PARIS — Global automotive production appears to be gaining momentum, according to a new forecast from S&P Global Mobility — but the analyst company has downgraded its outlook for Europe as semiconductor shortages continue and slowing demand looms as an issue.
S&P Global Mobility (formerly IHS Markit) has upgraded its latest global forecast, issued this week, to annual growth of 5.7 percent compared with its mid-August forecast of growth of 5.1 percent, based largely on higher output in China as cities there emerge from coronavirus lockdowns.
Chinese production is expected to grow by 3.9 percent, Asia by 5.5 percent and the Americas by 11.7 percent.
But the outlook is different for Europe. For the year, Europe’s output is expected to fall by 0.5 percent, the only region expected to lose volume. As recently as last month, S&P Global was still forecasting modest annual growth for Europe.

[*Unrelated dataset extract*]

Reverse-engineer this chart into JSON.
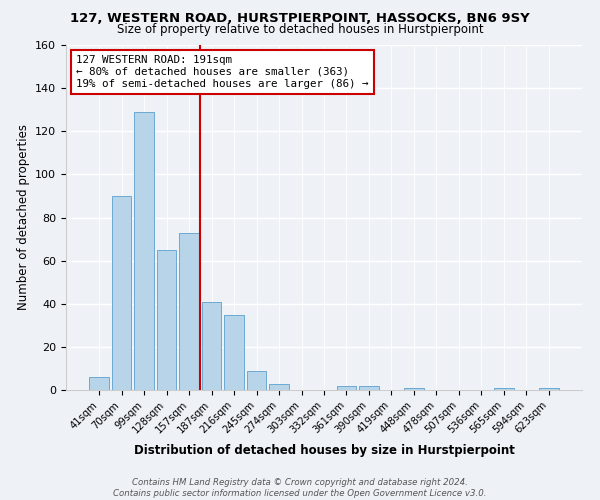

Europe has been hit hard by semiconductor shortages, according to figures from Sam Fiorani of AutoForecastSolutions. For the year, Fiorani expects that the region’s factories will lose 1,442,377 units, or 35 percent, out of a total of 4,071,234 globally. In contrast, China, with a much bigger production footprint, is expected to lose just 244,327 units because of semiconductor issues.
The S&P Global forecast is used by many automakers and analysts as a strategic planning tool. Earlier in the year, the company was consistently downgrading its forecasts as the semiconductor shortage and the war in Ukraine continued to constrain production.
But starting in June, S&P Global began to upgrade its oulook for the year as supplies of components such as wire harnesses eased. September is the fourth month in a row it has upgraded the forecast.
Looking ahead, S&P Global expects global growth in 2023 of 5.3 percent, but that is down slightly from a previous forecast of 6 percent on risks of production disruptions and weakening demand in Europe and North America. European production is expected to increase by 12 percent.
“Key risks to global auto production seem to be slowly easing – if not yet normalized – as supply chains remain disrupted,” Morgan Stanley analysts wrote in a note to clients on Friday.
However, Morgan Stanley wrote, “The direction of travel looks better for Asia and worse for Western Europe.”
Morgan Stanley also singled out production figures from Germany, Europe’s largest market, noting that they were sending “mixed messages.” Production rose in August for the fourth month in row, according to industry group VDA, but annual output remains 32 percent below pre-pandemic 2019 levels.
At the same time, vehicle orders in Germany fell 37 percent in August compared with the same month in 2022, and are down 5 percent for the year, “suggesting a slowdown in underlying car demand,” Morgan Stanley said.
The investment bank said it sees German production “still gradually recovering but backlogs falling,” with new registrations in Germany expected to fall by 10 percent for the year.